In a new video by MinnMax, a company that arose from previous Game Informer layoffs, a day exploring Minnesota’s giant mall takes a weird turn when Ben Hanson and Sarah Podzorski recognize a familiar Dark Souls statue in the window of a GameStop, which Hanson says “suddenly appeared here after Game Informer’s office was shut down.” 

When they go into the store to ask about the statue, a GameStop worker tells Hanson that GameStop "brought all the statues and stuff to stores that could do high numbers” around Minnesota. The worker says GameStop managers “walked through” the Game Informer office, which also included a ton of unopened games that GameStop managers could take. The worker says that another Minnesota store, in Maplewood, also got some statues. 

The worker says other Game Informer stuff was “sent back to the museum,” which seems to be a reference to the National Videogame Museum in Frisco, Texas. But on Twitter, Hanson explained that “GameStop pulled in managers from Minnesota to load the U-Hauls and move Game Informer's stuff down to GameStop HQ in Texas. Into their old studio space specifically. Mixed reports on how much they were personally allowed to keep. No museum donations involved.”

After they leave the store, Hanson and Podzorski talk about the interaction.
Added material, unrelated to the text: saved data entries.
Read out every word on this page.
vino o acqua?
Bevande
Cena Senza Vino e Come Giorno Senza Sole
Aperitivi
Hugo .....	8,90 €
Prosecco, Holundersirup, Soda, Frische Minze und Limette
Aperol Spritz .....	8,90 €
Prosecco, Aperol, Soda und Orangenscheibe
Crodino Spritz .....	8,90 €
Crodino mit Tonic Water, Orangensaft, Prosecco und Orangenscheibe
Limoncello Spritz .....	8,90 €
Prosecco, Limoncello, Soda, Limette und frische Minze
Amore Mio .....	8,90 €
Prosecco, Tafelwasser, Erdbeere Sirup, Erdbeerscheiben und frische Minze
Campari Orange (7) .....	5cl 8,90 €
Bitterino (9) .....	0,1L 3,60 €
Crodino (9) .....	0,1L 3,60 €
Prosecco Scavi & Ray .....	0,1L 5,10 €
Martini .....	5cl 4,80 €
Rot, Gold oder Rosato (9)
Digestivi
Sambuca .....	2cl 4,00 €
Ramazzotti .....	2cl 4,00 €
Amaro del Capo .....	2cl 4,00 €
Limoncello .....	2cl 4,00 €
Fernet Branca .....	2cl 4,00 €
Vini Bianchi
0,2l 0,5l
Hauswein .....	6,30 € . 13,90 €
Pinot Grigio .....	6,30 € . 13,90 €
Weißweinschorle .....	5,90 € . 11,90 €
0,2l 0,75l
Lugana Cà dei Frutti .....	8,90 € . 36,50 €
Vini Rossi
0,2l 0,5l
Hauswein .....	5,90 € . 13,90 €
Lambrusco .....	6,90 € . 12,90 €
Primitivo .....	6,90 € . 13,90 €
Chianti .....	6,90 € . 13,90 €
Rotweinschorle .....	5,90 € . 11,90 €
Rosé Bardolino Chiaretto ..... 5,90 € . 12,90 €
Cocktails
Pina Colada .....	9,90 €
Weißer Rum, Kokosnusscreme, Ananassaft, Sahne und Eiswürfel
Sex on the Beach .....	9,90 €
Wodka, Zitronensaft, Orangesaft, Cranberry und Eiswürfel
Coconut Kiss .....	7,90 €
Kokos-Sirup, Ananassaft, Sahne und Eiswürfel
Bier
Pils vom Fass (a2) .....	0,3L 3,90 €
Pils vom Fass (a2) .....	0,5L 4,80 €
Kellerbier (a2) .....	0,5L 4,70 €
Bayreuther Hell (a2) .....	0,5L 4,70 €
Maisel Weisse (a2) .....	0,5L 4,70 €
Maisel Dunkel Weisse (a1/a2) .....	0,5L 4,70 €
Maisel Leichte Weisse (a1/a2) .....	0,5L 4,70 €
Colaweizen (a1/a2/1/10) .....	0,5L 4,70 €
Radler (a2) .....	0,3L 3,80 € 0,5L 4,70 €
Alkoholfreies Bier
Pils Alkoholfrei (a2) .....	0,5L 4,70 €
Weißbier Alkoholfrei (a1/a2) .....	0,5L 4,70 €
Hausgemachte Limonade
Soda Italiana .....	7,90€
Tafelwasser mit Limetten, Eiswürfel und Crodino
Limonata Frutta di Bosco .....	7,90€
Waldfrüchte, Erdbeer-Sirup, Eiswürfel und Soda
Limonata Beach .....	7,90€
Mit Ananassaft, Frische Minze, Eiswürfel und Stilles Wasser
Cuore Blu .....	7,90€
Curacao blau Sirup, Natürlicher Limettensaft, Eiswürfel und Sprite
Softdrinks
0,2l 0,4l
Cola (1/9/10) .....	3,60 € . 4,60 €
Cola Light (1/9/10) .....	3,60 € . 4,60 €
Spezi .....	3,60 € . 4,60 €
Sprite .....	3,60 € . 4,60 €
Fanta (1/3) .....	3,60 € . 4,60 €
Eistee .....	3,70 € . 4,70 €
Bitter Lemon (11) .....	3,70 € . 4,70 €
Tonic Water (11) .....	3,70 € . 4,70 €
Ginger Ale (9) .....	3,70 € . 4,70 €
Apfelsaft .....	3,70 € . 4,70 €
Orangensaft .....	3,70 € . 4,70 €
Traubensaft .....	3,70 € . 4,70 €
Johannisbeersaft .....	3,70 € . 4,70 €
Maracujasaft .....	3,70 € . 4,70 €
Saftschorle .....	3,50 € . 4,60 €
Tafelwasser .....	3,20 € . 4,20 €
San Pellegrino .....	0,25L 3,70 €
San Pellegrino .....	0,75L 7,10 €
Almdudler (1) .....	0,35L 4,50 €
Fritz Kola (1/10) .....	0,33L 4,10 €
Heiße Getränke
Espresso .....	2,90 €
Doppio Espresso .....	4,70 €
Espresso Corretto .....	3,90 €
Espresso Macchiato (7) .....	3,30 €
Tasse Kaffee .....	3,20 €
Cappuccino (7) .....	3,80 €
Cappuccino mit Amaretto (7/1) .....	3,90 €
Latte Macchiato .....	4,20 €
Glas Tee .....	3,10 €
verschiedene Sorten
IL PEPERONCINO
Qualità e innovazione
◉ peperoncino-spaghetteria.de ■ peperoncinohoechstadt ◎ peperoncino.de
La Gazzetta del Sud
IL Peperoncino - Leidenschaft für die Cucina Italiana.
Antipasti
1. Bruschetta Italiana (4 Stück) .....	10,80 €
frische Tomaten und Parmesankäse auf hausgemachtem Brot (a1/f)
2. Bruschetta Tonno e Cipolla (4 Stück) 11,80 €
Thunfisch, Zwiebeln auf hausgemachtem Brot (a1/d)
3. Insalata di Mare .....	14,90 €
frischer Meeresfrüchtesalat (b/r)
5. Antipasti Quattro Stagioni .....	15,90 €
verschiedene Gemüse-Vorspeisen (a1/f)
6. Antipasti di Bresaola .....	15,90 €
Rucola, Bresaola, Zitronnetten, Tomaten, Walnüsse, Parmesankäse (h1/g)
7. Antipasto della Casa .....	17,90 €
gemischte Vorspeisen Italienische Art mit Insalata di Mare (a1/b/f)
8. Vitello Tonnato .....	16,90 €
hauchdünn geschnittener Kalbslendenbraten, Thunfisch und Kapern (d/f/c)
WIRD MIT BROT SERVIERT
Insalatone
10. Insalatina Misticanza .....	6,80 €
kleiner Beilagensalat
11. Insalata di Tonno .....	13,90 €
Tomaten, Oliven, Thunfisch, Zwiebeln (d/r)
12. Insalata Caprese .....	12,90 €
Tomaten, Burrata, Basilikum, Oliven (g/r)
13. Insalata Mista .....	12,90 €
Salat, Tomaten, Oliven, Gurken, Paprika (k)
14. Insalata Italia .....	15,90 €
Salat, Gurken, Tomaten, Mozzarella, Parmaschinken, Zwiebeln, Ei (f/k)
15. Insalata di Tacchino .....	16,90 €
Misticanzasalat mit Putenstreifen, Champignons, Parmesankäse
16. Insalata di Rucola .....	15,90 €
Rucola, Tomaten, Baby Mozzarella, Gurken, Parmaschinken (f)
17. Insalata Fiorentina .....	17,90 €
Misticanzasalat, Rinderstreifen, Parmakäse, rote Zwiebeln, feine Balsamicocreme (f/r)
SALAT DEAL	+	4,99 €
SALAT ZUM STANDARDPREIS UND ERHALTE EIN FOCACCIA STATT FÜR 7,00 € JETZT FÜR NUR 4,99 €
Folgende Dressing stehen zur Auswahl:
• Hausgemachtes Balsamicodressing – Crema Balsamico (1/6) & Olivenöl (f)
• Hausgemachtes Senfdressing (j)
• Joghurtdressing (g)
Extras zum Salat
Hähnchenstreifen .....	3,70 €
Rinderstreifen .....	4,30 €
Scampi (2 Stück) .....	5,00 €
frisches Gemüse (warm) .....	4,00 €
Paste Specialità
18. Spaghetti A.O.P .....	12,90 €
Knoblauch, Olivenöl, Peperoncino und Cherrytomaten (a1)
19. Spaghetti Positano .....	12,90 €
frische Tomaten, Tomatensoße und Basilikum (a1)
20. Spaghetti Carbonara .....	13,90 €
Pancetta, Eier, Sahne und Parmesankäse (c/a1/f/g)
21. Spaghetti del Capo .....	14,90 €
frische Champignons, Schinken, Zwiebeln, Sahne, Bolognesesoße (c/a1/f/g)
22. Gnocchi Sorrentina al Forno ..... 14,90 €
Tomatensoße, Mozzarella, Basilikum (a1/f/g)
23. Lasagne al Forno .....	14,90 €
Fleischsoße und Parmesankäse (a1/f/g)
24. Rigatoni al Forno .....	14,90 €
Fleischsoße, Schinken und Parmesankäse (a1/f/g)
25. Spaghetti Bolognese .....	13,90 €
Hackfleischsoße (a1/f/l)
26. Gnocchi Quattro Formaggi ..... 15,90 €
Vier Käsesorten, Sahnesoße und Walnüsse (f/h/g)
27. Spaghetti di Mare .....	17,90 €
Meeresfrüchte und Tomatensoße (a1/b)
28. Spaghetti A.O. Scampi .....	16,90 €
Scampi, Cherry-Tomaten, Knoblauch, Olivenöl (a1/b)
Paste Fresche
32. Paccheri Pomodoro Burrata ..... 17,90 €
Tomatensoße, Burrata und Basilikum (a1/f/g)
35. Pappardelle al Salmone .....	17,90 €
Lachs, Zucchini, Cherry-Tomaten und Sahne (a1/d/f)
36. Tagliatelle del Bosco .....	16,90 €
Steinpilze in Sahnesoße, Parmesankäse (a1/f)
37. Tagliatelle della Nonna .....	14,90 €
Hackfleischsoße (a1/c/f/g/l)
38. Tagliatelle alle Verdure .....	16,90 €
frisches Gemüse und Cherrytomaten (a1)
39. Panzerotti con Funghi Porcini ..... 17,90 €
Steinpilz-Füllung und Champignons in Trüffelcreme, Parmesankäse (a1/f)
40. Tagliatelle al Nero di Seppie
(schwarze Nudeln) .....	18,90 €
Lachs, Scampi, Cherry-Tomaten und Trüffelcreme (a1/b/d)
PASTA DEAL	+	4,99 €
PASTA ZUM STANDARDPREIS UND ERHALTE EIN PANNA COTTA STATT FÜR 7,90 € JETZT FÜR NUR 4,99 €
Hanson says, “That is so wild that that is the fate of the Game Informer office, is just let these GameStop managers come in and pick at it. I mean, I guess ultimately… what’s the difference? We kind of got to do that when we worked there, and weren’t we just GameStop employees as well?.. It’s not that I’m mad at the GameStop managers of course, like that’s frickin’ cool, it just seems so bizarre.”

“I don’t know that I have a right to be mad,” Hanson says later. “Like, what else are they going to do with those statues? It’s better to put it in a public space where people can see it, I suppose… It feels wrong, but the more I think about it, it’s better than sitting in Ryan Cohen’s basement.”

I’ll agree that it’s certainly better than everything being trashed or living out its days in the proximity of CEO Cohen, but if you needed more proof that the suits at the top have no idea about the actual value of what they own, this is it.